With the EchoLink token as a common method of value exchange in the system, EchoLink seeks to provide a common measure of the quality of education in different countries, institutions, and disciplines that can be measured in a consistent way.
To get involved in the Berkeley Blockchain Lab or to get involved as an educational institution seeking to pilot the EchoLink technology, please reach out to Steven Chen at [email protected].
More about UC Berkeley:
UC Berkeley’s initial 2-credit “DeCal” Blockchain course was supported by the Blockchain at Berkeley student organization which has 567 members in its closed Facebook group and also has Meetup and Slack channels that are extremely active. Collin Chin, UC Berkeley ’19 a current electrical engineering and computer sciences junior, was able to secure an internship at leading Blockchain startup Consensys as a software engineering intern the summer of 2017 after getting his first taste of developing use cases for Blockchain as a developer at Blockchain at Berkeley in the Fall of 2016.

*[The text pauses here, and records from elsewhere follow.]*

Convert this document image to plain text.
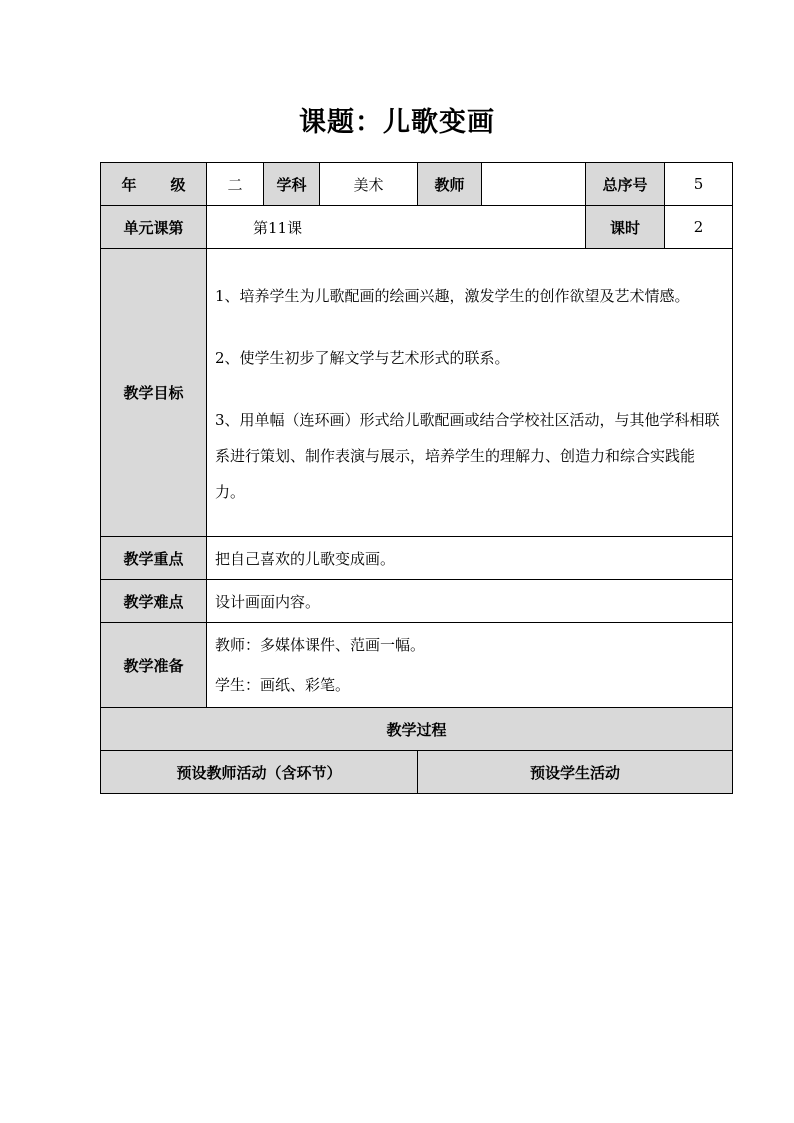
课题：儿歌变画
年 级	二	学科	美术	教师		总序号	5
单元课第	第11课					课时	2
教学目标	1、培养学生为儿歌配画的绘画兴趣，激发学生的创作欲望及艺术情感。

2、使学生初步了解文学与艺术形式的联系。

3、用单幅（连环画）形式给儿歌配画或结合学校社区活动，与其他学科相联系进行策划、制作表演与展示，培养学生的理解力、创造力和综合实践能力。						

教学重点	把自己喜欢的儿歌变成画。						
教学难点	设计画面内容。						
教学准备	教师：多媒体课件、范画一幅。

学生：画纸、彩笔。						

教学过程							
预设教师活动（含环节）				预设学生活动			
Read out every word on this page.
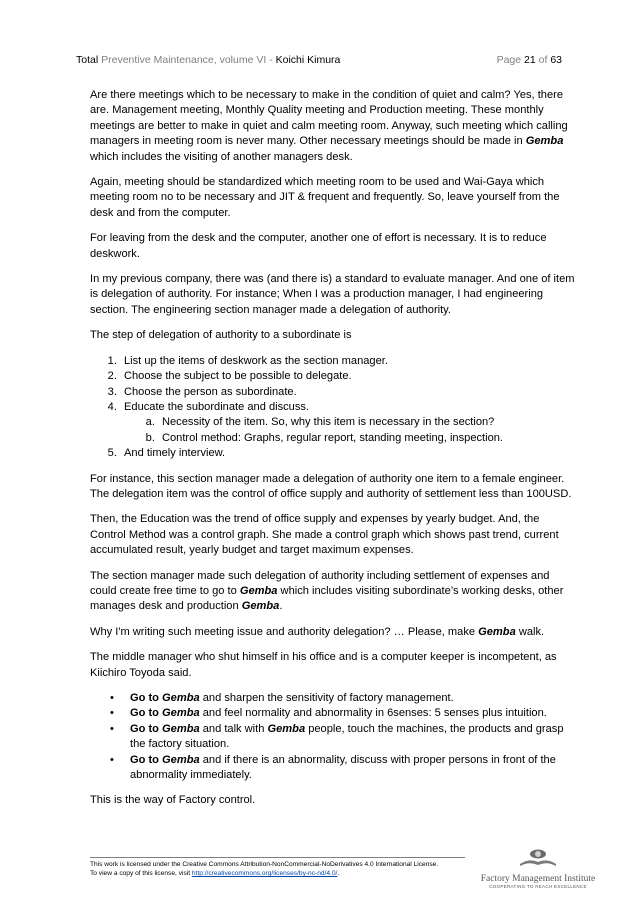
Total Preventive Maintenance, volume VI - Koichi Kimura	Page 21 of 63

Are there meetings which to be necessary to make in the condition of quiet and calm? Yes, there are. Management meeting, Monthly Quality meeting and Production meeting. These monthly meetings are better to make in quiet and calm meeting room. Anyway, such meeting which calling managers in meeting room is never many. Other necessary meetings should be made in Gemba which includes the visiting of another managers desk.

Again, meeting should be standardized which meeting room to be used and Wai-Gaya which meeting room no to be necessary and JIT & frequent and frequently. So, leave yourself from the desk and from the computer.

For leaving from the desk and the computer, another one of effort is necessary. It is to reduce deskwork.

In my previous company, there was (and there is) a standard to evaluate manager. And one of item is delegation of authority. For instance; When I was a production manager, I had engineering section. The engineering section manager made a delegation of authority.

The step of delegation of authority to a subordinate is

1. List up the items of deskwork as the section manager.
2. Choose the subject to be possible to delegate.
3. Choose the person as subordinate.
4. Educate the subordinate and discuss.
a. Necessity of the item. So, why this item is necessary in the section?
b. Control method: Graphs, regular report, standing meeting, inspection.
5. And timely interview.

For instance, this section manager made a delegation of authority one item to a female engineer. The delegation item was the control of office supply and authority of settlement less than 100USD.

Then, the Education was the trend of office supply and expenses by yearly budget. And, the Control Method was a control graph. She made a control graph which shows past trend, current accumulated result, yearly budget and target maximum expenses.

The section manager made such delegation of authority including settlement of expenses and could create free time to go to Gemba which includes visiting subordinate’s working desks, other manages desk and production Gemba.

Why I'm writing such meeting issue and authority delegation? … Please, make Gemba walk.

The middle manager who shut himself in his office and is a computer keeper is incompetent, as Kiichiro Toyoda said.

• Go to Gemba and sharpen the sensitivity of factory management.
• Go to Gemba and feel normality and abnormality in 6senses: 5 senses plus intuition.
• Go to Gemba and talk with Gemba people, touch the machines, the products and grasp the factory situation.
• Go to Gemba and if there is an abnormality, discuss with proper persons in front of the abnormality immediately.

This is the way of Factory control.

This work is licensed under the Creative Commons Attribution-NonCommercial-NoDerivatives 4.0 International License.
To view a copy of this license, visit http://creativecommons.org/licenses/by-nc-nd/4.0/.
Factory Management Institute
COOPERATING TO REACH EXCELLENCE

Collin now serves on the Executive Board at Blockchain at Berkeley and handles recruiting of members and execution of events. Max Fang, President at Blockchain at Berkeley, also involved with the DeCal course, also spent his previous summer as a Developer Advocate Intern at Lightning Labs in SF and is a double major in computer science and economics.
UC Berkeley has been experimenting with programming around Blockchain for the past few years, with one of its initial tests around demand for Blockchain related programming coming through the Blockchain Technology Collider in March 2016 which was launched to give undergraduate and graduate students the opportunity to explore emerging opportunities at the intersection of finance, security and cryptography and have a chance to win $5,000. The event brought together those in engineering, finance, economics, mathematics, across the Berkeley campus. With the success of the Collider, Berkeley set out to launch a new venture called the Berkeley Blockchain Lab, and Chen at the EchoLink project was appointed the industry co-lead. The Berkeley Blockchain Lab will allow students to work on real-world Blockchain applications using EchoLink’s open source API.
UC Berkeley is an ideal first pilot educational institution because of its active student Blockchain enthusiast community. The student leaders of Blockchain at Berkeley come from diverse professional experiences including serving as analysts of investment banks and software engineers at local tech startups.
There are more than twenty Nobel Memorial Prize Laureates in Economics affiliated with UC Berkeley. With Berkeley’s reputation for strong economics and computer science programs, combined with its culture of student activism forged in the 1960s, the school is well-positioned culturally to take advantage of the focus on decentralization and the elimination of “middlemen” and central authorities that Blockchain startups often promote. Berkeley’s ability to work interdepartmentally and pursue Blockchain from the economics and technical angles proves to be its main competitive advantage.